Indirect Methods of Determination of K:Al Mole Ratio in Molten Chloroaluminates

Chloroalumninate melts are prospective media for the second loop of molten salt nuclear reactors and low-temperature electrowinning and electrorefining processes for metals that can not be obtained from aqueous solutions. Application of chloroaluminates in such technologies is limited by the problem of corrosion resistance of construction materials. The alloys and steels corrosion resistance strongly depends on KCl-AlCl₃ melt composition (K : Al mole ratio). When the mole ratio of potassium-to-aluminum is high (basic melts) precipitation of insoluble potassium chloride can cause the abrasion of the material. From the other side increasing AlCl₃ content in the melt leads to increase of the red-ox potential due to formation of Al₂Cl₇^- species (acidic melts). Thus the importance of knowledge and ability to control K : Al mole ratios is undoubted for the industrial application of chloroaluminate melts.

Chemical analysis based methods allow to determine the general content of potassium and aluminium in the melt. However chloroaluminate melts are very sensitive to moisture that can cause AlCl₃ hydrolysis and result in decreasing «actual» aluminum chloride concentration in the melt. At increasing K : Al mole ratio (for example, due to evaporation of AlCl₃) precipitation of solid potassium chloride can take place and this may lead to erroneous results of hemical analysis. Therefore indirect methods for determining K : Al mole ratio in molten chloroaluminates are needed to obtain correct data and perform possible required adjustment of the acid-base properties of KCl-AlCl₃ electrolytes.

In the present work potentiometry (with aluminum working electrode), cyclic voltammetry (with tungsten working electrode) and X-Ray diffraction analysis were suggested for indirect control of K : Al mole ratio. The electrochemical measurements were conducted using an Autolab PGSTAT 302N potentiostat/galvanostat. The electrode potentials were measured vs. aluminum reference electrode (ARE) consisting of aluminum wire lowered into KCl-AlCl₃ melt containing solid KCl and separated from the working electrolyte by a diaphragm. X-ray diffraction patterns were recorded on an X’PERT PRO MPD X-Ray spectrometer with high speed 3D detector PIXCEL and an inert chamber Anton Paar HTK 1200N.

Calibration curves of aluminum working electrode vs. ARE in studied chloroaluminates were obtained in temperature range from 300 to 500 ^oC. They strongly depend on acid-base properties of KCl-AlCl₃ electrolytes and thus can be used for K/Al molar ratio determination. Reproducibility of the obtained values with temperature and salt composition was demonstrated.
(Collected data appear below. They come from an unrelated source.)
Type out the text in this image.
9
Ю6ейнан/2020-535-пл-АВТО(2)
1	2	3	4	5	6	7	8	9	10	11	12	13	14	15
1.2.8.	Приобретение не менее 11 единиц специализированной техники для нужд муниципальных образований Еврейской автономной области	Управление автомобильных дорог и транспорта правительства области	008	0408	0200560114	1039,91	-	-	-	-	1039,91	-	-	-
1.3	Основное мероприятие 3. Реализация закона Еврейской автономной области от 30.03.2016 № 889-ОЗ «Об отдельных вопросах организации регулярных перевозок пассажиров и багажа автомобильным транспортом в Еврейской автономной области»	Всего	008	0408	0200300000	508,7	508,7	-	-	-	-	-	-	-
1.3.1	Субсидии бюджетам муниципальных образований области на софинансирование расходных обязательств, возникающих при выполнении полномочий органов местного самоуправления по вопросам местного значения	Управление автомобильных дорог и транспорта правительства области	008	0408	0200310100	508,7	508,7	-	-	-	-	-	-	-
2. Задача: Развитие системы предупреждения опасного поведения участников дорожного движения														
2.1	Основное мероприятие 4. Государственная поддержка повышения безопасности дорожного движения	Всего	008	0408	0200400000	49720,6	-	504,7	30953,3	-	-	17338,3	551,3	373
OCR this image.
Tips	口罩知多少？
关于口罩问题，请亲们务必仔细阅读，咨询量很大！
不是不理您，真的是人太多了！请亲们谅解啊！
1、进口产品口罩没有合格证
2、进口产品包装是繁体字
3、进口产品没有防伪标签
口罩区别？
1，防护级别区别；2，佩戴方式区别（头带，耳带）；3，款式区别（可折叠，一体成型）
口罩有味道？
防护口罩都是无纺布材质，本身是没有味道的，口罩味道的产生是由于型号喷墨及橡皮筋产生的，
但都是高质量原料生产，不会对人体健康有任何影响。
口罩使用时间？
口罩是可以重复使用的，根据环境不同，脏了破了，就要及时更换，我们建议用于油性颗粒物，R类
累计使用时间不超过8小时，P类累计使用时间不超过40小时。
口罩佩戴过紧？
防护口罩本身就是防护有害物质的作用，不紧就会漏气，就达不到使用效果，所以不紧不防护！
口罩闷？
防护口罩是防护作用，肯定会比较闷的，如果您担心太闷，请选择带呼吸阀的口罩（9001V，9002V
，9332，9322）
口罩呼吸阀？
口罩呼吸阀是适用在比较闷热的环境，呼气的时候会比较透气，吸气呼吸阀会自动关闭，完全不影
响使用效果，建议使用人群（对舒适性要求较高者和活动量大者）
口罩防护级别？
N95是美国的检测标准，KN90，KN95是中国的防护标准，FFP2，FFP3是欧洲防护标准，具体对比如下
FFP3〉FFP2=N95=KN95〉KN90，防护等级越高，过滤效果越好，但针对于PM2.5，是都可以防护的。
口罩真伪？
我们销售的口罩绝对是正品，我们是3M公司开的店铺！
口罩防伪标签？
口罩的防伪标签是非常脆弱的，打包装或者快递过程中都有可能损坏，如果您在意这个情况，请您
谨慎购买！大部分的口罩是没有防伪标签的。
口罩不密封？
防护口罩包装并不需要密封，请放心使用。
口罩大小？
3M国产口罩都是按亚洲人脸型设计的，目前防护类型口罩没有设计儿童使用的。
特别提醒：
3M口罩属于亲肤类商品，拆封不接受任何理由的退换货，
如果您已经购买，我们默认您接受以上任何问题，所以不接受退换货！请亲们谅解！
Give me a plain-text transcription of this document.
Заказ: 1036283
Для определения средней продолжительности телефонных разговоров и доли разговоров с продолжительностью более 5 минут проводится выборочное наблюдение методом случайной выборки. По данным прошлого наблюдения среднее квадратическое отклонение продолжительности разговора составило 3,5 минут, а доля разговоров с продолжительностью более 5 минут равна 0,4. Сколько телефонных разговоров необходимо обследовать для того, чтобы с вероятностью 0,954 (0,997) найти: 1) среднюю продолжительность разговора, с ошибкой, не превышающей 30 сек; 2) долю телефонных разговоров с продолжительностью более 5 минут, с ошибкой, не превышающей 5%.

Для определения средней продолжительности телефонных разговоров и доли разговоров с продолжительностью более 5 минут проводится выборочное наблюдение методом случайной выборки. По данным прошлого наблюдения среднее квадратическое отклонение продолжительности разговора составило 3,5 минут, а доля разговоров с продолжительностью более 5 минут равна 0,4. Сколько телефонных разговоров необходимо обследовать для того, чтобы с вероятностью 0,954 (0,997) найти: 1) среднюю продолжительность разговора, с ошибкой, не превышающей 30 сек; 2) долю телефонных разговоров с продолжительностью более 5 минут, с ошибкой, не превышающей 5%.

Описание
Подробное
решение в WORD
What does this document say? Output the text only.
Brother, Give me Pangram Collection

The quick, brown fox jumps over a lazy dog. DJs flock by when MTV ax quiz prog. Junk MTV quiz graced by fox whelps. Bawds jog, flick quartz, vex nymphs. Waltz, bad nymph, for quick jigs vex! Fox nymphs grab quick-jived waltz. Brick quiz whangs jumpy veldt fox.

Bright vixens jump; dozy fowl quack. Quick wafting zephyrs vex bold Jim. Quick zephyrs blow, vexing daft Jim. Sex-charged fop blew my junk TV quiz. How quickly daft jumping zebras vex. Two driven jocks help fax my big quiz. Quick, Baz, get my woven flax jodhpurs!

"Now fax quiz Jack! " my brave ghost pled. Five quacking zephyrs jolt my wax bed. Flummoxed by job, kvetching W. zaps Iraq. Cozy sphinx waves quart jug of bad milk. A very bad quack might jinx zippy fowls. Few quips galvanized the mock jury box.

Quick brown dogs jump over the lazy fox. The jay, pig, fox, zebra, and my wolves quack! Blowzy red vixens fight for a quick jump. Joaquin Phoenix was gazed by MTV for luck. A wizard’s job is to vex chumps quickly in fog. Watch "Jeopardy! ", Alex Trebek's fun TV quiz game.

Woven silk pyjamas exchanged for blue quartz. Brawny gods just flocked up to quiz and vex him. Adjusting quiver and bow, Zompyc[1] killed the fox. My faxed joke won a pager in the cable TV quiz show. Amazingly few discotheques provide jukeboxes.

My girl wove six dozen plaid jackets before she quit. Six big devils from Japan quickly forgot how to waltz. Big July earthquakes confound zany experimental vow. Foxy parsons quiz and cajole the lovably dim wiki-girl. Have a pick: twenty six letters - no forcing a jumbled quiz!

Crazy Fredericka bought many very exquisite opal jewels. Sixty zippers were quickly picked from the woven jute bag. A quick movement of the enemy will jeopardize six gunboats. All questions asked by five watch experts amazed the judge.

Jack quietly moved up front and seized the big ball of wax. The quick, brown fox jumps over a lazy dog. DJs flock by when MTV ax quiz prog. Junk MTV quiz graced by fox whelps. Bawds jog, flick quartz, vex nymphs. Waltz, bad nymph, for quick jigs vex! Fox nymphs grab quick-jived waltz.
Cyclic voltammetry can be effectively used for determining acid-base properties of molten КСl-AlCl₃ systems. In case of basic melts the cyclic voltamogramm consists of two edge peaks at 2.2-2.3 V and -0.3-0 V that correspond to dissolution of tungsten and deposition of aluminum. The presence of acidic Al₂Cl₇^- species leads to the appearance of additional maxima on the voltammograms. The influence of AlCl₃ concentration on the position of these peaks and their intensity was investigated.

The use of modern X-ray diffraction methods allows to perform high-precision qualitative and quantitative analysis. However the determination of low concentrations of «free» potassium and aluminum chlorides in quenched chloroaluminate electrolytes is complicated due to overlapping of weak lines of KCl and AlCl₃ phases (present in small amounts) with the lines of major KAlCl₄ monoclinic phase. High inclination of salt crystals to preferential orientation during sample preparation constitutes another difficulty for determining K : Al mole ratio by X-ray diffraction. In the present work we suggest using full profile Rietvelds analysis that allows to separate the contribution of diffraction patterns of different crystal phases even in the case of their overlapping. The results of X-ray diffraction determination of the composition of potassium chloroaluminate melts agree well with the electrochemical data.